The Jewish community is disproportionately represented in the near-poor and working-poor category, Rapfogel said.

Bloomberg, who raised property taxes and fees early in his administration, has pledged not to raise taxes again.

“I don’t believe that raising taxes is an option because New Yorkers have reached the limit when it comes to taxation,” the mayor told The Jewish Week last week, mentioning instead efforts to implement a new tier of the city pension system that would require newer workers to serve longer before receiving benefits.

But Rapfogel said he worried that any across-the-board cuts would lead to the elimination of programs already at the breaking point.

“Would there be cuts in the hours a recipient of home care receives?” Rapfogel asked on Tuesday. “Whatever program it is, some can’t afford a 3 percent cut before you begin to cut into the ability to do the program. You have to look at programs on a case-by-case basis.”

City Hall spokesman Stuart Loeser said the mayor had a history of protecting services. “Under the city charter, the mayor is required to do a detailed budget update on revenue and expenditures in the middle of every November. That said, we’ve been able to cut the city’s budget seven times while protecting essential services, and if need be, we will do it again.”

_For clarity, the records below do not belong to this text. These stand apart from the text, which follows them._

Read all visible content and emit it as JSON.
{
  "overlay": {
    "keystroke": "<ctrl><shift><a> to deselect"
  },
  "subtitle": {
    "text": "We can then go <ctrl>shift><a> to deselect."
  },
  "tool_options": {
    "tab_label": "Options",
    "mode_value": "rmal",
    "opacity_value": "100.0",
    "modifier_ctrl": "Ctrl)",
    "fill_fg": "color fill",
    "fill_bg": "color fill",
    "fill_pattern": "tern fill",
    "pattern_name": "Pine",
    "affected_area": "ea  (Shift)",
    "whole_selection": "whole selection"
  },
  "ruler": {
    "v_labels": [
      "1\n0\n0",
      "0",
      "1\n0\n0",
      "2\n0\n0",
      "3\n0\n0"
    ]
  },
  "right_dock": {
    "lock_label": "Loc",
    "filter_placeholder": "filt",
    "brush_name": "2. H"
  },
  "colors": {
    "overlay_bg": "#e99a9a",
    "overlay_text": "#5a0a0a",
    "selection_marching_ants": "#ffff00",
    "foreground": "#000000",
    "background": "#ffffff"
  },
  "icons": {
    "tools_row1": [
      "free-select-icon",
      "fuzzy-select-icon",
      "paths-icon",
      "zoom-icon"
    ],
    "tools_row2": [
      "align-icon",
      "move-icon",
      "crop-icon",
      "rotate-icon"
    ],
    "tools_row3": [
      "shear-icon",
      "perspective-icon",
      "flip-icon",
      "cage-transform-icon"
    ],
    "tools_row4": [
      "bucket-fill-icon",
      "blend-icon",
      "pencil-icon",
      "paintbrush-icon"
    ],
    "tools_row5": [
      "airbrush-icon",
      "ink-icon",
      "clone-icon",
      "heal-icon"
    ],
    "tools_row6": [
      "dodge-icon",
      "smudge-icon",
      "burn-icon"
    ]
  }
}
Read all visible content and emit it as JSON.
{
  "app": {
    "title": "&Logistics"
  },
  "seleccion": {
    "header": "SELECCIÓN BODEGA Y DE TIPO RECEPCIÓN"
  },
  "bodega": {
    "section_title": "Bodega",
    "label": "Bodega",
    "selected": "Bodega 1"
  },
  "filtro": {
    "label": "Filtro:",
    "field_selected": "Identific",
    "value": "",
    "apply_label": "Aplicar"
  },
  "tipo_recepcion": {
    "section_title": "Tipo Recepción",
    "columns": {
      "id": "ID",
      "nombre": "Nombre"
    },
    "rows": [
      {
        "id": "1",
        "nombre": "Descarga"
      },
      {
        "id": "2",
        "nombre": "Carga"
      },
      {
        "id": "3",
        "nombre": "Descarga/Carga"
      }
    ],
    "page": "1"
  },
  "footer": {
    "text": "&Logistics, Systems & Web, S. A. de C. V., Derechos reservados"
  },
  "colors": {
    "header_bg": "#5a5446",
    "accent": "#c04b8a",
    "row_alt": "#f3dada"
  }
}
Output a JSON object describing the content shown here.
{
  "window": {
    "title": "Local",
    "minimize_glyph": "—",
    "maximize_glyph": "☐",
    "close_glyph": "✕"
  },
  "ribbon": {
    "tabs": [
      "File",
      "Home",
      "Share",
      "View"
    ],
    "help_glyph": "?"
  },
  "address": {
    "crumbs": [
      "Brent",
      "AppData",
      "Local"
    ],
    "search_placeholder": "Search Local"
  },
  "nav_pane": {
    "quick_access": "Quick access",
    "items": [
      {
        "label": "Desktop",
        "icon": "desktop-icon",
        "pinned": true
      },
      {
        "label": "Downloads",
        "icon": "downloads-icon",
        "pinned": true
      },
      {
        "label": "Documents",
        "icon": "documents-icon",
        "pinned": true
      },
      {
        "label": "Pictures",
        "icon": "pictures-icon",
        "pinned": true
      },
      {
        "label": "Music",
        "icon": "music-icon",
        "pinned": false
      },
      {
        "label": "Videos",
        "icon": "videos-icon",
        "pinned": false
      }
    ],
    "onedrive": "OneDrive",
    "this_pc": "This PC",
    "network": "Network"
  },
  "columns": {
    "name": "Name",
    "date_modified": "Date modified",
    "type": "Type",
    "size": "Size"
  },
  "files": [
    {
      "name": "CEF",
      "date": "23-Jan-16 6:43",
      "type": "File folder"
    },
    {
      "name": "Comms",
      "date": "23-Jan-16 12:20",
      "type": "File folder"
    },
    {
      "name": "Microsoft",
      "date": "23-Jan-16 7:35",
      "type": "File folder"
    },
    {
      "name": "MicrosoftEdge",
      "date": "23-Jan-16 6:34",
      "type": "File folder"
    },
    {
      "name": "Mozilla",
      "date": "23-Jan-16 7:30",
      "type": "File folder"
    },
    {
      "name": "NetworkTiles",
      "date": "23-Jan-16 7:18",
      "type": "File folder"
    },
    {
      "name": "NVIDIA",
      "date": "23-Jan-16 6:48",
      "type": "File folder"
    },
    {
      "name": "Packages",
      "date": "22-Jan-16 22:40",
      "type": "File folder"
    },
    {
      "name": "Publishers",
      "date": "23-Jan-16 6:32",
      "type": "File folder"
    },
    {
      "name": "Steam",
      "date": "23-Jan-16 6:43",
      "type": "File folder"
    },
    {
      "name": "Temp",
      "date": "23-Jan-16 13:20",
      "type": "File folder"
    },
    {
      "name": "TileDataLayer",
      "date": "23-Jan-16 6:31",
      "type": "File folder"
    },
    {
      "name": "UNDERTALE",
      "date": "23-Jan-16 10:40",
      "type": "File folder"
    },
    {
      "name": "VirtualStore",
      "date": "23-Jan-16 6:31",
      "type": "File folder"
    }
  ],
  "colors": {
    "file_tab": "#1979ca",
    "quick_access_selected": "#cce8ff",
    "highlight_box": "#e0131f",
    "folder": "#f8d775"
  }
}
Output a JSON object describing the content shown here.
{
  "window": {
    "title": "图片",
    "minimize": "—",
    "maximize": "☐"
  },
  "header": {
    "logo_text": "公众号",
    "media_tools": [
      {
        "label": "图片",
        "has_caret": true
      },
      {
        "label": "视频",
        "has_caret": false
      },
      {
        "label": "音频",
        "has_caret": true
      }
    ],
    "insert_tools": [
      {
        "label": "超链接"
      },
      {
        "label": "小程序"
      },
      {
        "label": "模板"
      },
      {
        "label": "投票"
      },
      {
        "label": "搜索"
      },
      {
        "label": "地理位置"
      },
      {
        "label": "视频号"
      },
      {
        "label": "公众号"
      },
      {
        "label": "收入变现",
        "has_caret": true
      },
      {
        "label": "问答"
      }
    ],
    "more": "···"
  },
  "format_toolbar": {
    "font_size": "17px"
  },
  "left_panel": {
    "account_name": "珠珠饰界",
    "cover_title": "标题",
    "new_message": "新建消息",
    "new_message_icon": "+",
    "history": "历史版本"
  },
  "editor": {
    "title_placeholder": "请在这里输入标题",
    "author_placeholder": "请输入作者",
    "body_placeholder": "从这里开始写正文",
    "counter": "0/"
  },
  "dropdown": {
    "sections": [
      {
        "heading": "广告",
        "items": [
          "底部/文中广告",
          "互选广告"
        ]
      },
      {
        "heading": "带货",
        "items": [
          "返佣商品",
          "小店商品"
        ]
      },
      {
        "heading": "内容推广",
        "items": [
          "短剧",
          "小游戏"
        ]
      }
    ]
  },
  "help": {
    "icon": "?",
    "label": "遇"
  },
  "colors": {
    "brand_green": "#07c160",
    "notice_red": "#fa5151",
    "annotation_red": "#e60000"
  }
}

Weprin, a Democrat who has sparred with the formerly Republican (now independent) mayor over eight budgets and who supported his party’s candidate for mayor, Comptroller William C. Thompson, said he was confident that even as a lame duck Bloomberg would not make unpopular cuts in city services. “He has some tough decision to make, no question, over the next four years,” said Weprin on Tuesday. “Hopefully in the next year or two the economy will turn around. But he is the type of individual who really cares what people think. He’s not like Ed Koch saying ‘How am I doing?’ but he does respond to public opinion and I don’t think he wants to see people demonstrating and booing him. ”

Koch said Tuesday that dire predictions of looming deficits have a way of being overblown. “When I was mayor, the out years always seemed impossible to deal with as projected,” he said, referring to the period after the beginning of a new term. “You have to provide a public statement about the next four years. The next three years were always incredible in terms of the [deficits] projected, but it never turned out that way. The economy got better. I’m not necessarily saying that’s going to happen, but you take one year at a time.”

Reports from the boroughs late Tuesday suggested turnout was low, likely because polls showed Bloomberg with a commanding lead throughout the campaign.

Late on Tuesday afternoon Bloomberg’s campaign, which had a bustling phone operation for months, was still calling voters to tell them that turnout was low in their district and ask them to support the mayor.

But some said the turnout was better than that of the primary, which also lacked drama. Weprin said that when he showed up at his polling place in Queens at 9:30 a.m., he was the 53rd person to sign in at his election district. “That’s about as many as voted [all day] in the runoff,” said Weprin.

In Forest Hills, Leonard Levy said he waited in line about five minutes. “It was not [crowded] like last year,” he said, noting that most people he knows voted for Bloomberg. “I’ve never heard anyone say he hasn’t done a good job.”

Mark Vogel of Riverdale said his polling place at 4 p.m. was “mostly empty.”

A key focus of the mayor’s campaign was in neighborhoods with large Orthodox populations, who tend to vote in blocs and conservatively. But in many he found that residents were upset about higher taxes, water rates, fees and fines.

“Turnout was as low as you can get,” said chasidic activist Isaac Abraham of Williamsburg, Brooklyn, who ran unsuccessfully in the Democratic primaries for City Council this year. “There is a lot of frustration out there against the mayor. He found some people in my district in the last few weeks to talk to that he hadn’t found in the last eight years.”

Abraham said that when he arrived to vote in the September primary at 8 a.m. he was No. 67. At the same time Tuesday he was No. 6.

Staff Writer Steve Lipman contributed to this article.